O’Malley gasped and panted. He said nothing. Jones, the phlegmatic, heavy Jones, had got a real vision, whereas he who always imagined “visions” got nothing. He followed the lead. Jones, he understood, was taking his instinct where it led him. He would not interfere.

And the instinct led him to the door. They stopped dead, hesitating for the first time. “Better not go in, you know,” said O’Malley, breaking the decision he had just made. Jones looked up at him, slightly bewildered. “I’ve lost it,” he whispered, “lost the line——” A taxi-cab drew up with a rattling thunder just in front and a man got out, came up to the door and stood beside them. It was the crook.
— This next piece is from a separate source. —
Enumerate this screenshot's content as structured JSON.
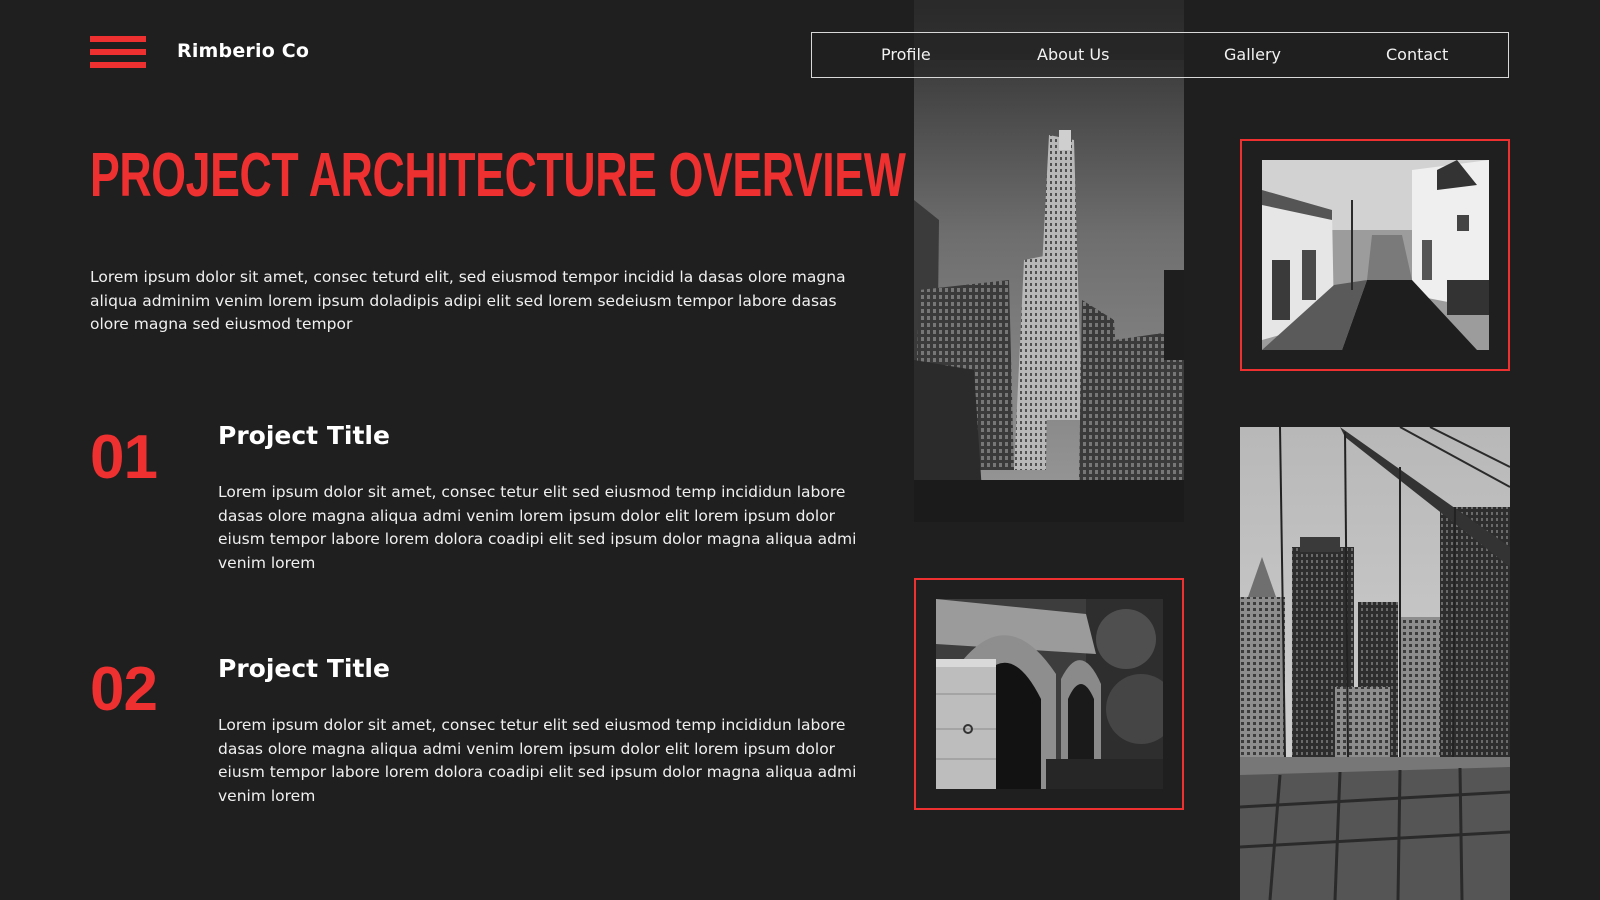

For a second or two the three men eyed each other. Clearly the new arrival did not recognise them. “Pardon, gentlemen,” he said, pushing past to pull the bell. They saw his rings. The taxi boomed away down the little dark street that knew more of coal-carts than of motors. “You’re coming in?” the man asked, as the door opened and he stepped inside. O’Malley, usually so quick-witted, found no word to say, but Jones had a question ready. The Irishman never understood how he asked it, and got the answer, too, without giving offence. The instinct guided him in choice of words and tone and gesture—somehow or other. He asked who lived upstairs in the front attic room, and the man, as he quietly closed the door upon them, gave the information—“My father.”

And, for the rest, all they ever learnt—by a little diligent inquiry up and down the street, engineered by Jones—was that the old man, bedridden for a dozen years, was never seen, and that an occasional district-visitor, or such like, were his only callers. But they all agreed that he was good. “They do say he lies there praying day and night—jest praying for the world.” It was the grocer at the corner who told them that.